5. Honest Assessment

Current strengths: Patriot University has the deepest privacy architecture in the ITI portfolio — possibly in the civic tech space broadly. The zero-PII design (no accounts, invite-code JWT, IP scrubbing, no analytics) means the platform can truthfully state it has no user data to produce under legal compulsion. The 106-file knowledgebase covering 56 jurisdictions is comprehensive. The four AI chat modes (rights advisor, document generator, conversation simulation, strategy advisor) offer meaningfully different interaction patterns. The five-platform delivery is ambitious and functional. And the adversarial security hardening (MITM detection, JA4+ fingerprinting, Tor/.onion architecture, IPFS preparedness) addresses a threat model that no competitor in the civic tech space takes as seriously.

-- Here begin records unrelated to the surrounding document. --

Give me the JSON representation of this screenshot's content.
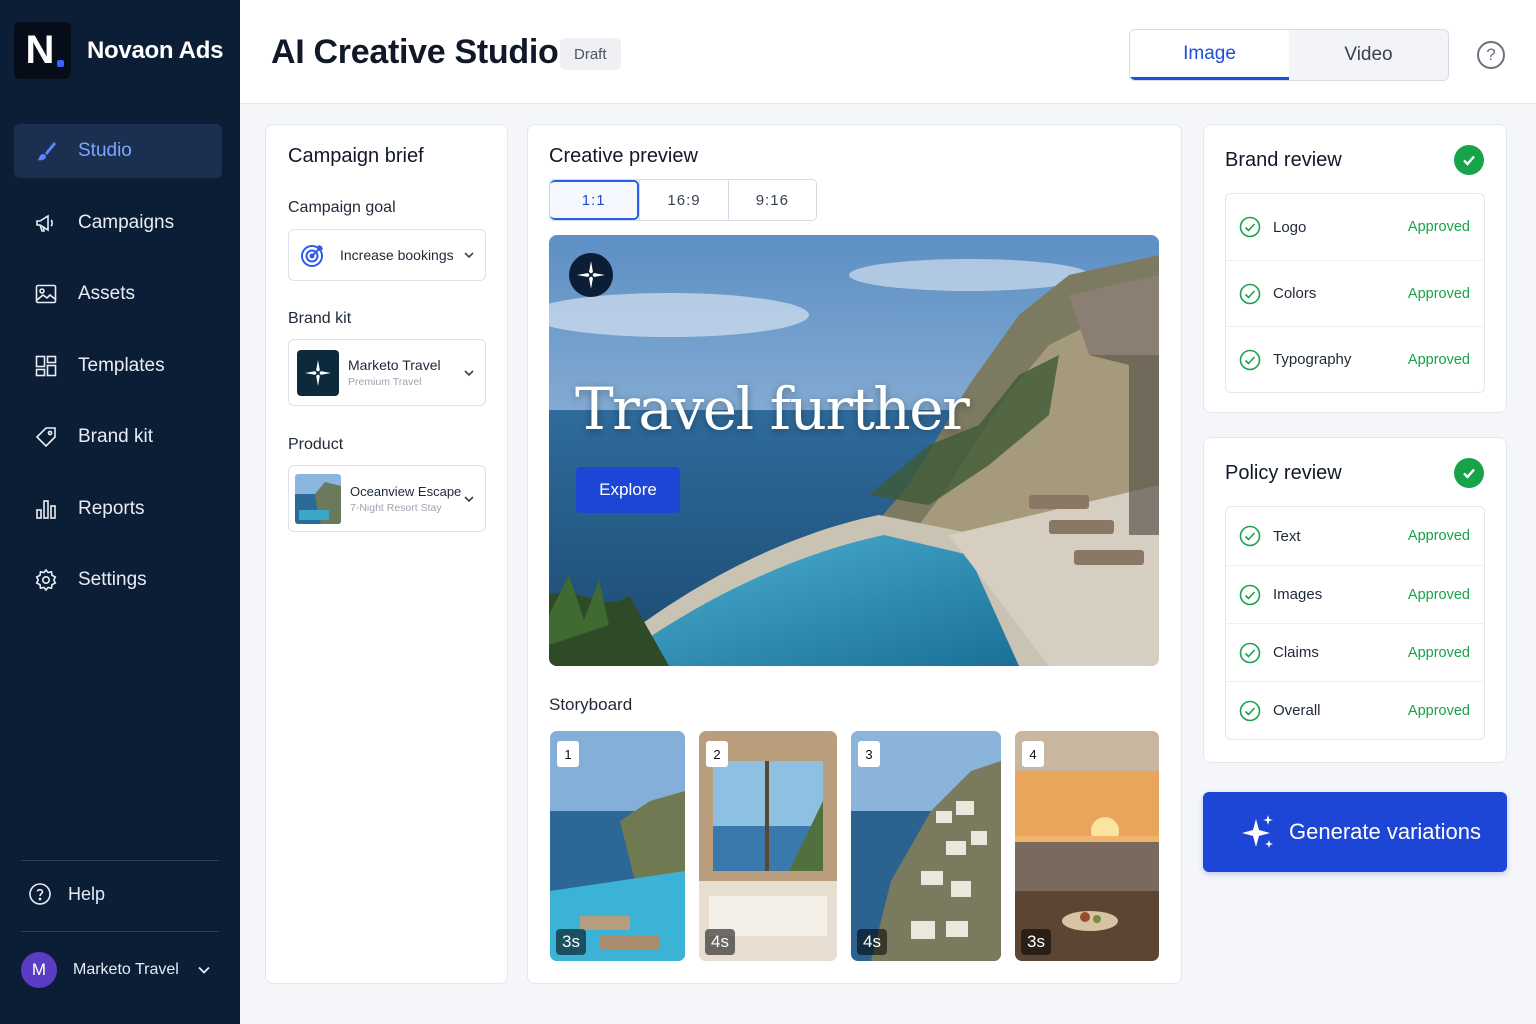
{
  "brand": {
    "logo_letter": "N",
    "name": "Novaon Ads"
  },
  "nav": [
    {
      "label": "Studio",
      "icon": "brush-icon",
      "active": true
    },
    {
      "label": "Campaigns",
      "icon": "megaphone-icon"
    },
    {
      "label": "Assets",
      "icon": "image-icon"
    },
    {
      "label": "Templates",
      "icon": "grid-icon"
    },
    {
      "label": "Brand kit",
      "icon": "tag-icon"
    },
    {
      "label": "Reports",
      "icon": "bar-chart-icon"
    },
    {
      "label": "Settings",
      "icon": "gear-icon"
    }
  ],
  "help": {
    "label": "Help"
  },
  "account": {
    "initial": "M",
    "name": "Marketo Travel"
  },
  "header": {
    "title": "AI Creative Studio",
    "status_badge": "Draft",
    "mode_tabs": [
      {
        "label": "Image",
        "active": true
      },
      {
        "label": "Video"
      }
    ],
    "help_symbol": "?"
  },
  "brief": {
    "title": "Campaign brief",
    "goal_label": "Campaign goal",
    "goal_value": "Increase bookings",
    "brand_kit_label": "Brand kit",
    "brand_kit_name": "Marketo Travel",
    "brand_kit_sub": "Premium Travel",
    "product_label": "Product",
    "product_name": "Oceanview Escape",
    "product_sub": "7-Night Resort Stay"
  },
  "preview": {
    "title": "Creative preview",
    "ratios": [
      {
        "label": "1:1",
        "active": true
      },
      {
        "label": "16:9"
      },
      {
        "label": "9:16"
      }
    ],
    "headline": "Travel further",
    "cta": "Explore",
    "storyboard_label": "Storyboard",
    "frames": [
      {
        "num": "1",
        "duration": "3s"
      },
      {
        "num": "2",
        "duration": "4s"
      },
      {
        "num": "3",
        "duration": "4s"
      },
      {
        "num": "4",
        "duration": "3s"
      }
    ]
  },
  "brand_review": {
    "title": "Brand review",
    "items": [
      {
        "name": "Logo",
        "status": "Approved"
      },
      {
        "name": "Colors",
        "status": "Approved"
      },
      {
        "name": "Typography",
        "status": "Approved"
      }
    ]
  },
  "policy_review": {
    "title": "Policy review",
    "items": [
      {
        "name": "Text",
        "status": "Approved"
      },
      {
        "name": "Images",
        "status": "Approved"
      },
      {
        "name": "Claims",
        "status": "Approved"
      },
      {
        "name": "Overall",
        "status": "Approved"
      }
    ]
  },
  "generate": {
    "label": "Generate variations"
  },
  "colors": {
    "sidebar": "#0c1d36",
    "accent": "#1d46d6",
    "approved": "#16a34a"
  }
}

Acknowledged gaps: The product has significant unfinished subsystems. The guardrails/, prompts/, disambiguations/, and patriot-agents/ directories are empty — which is concerning for a product that handles sensitive civic content. There is no automated test suite beyond Docker health checks. There is no multilingual support, which is a critical gap given that ReadyNow! ships in 6 languages and NAKASEC KYR in 16. The 56 voting guides are static markdown files that require manual updating for each election cycle. There is no candidate/ballot information. The Hugo portal is specified but not fully built out. The product has no CLAUDE.md project context file for session continuity.

What we’re watching: ReadyNow!’s adoption trajectory — it directly overlaps PU’s rights advising and privacy positioning but with multilingual support and a simpler UX. The expansion of AI-powered civic chatbots (VoteGPT demonstrated the concept; more will follow). The evolution of AI-generated disinformation tools — as they get more capable, the need for trusted civic information sources increases, which is PU’s core value proposition. And the regulatory environment around AI in elections — the Brennan Center’s 2025 AI democracy agenda suggests transparency requirements and voter suppression prohibitions that could reshape what civic tech platforms are required to do.

This product demonstrates how we approach high-stakes domain problems — with security-first architecture, comprehensive domain knowledge, and an honest assessment of where we are versus where competitors have moved. The zero-PII architecture is a genuine engineering achievement. The empty subsystem directories are a genuine gap. Both things are true.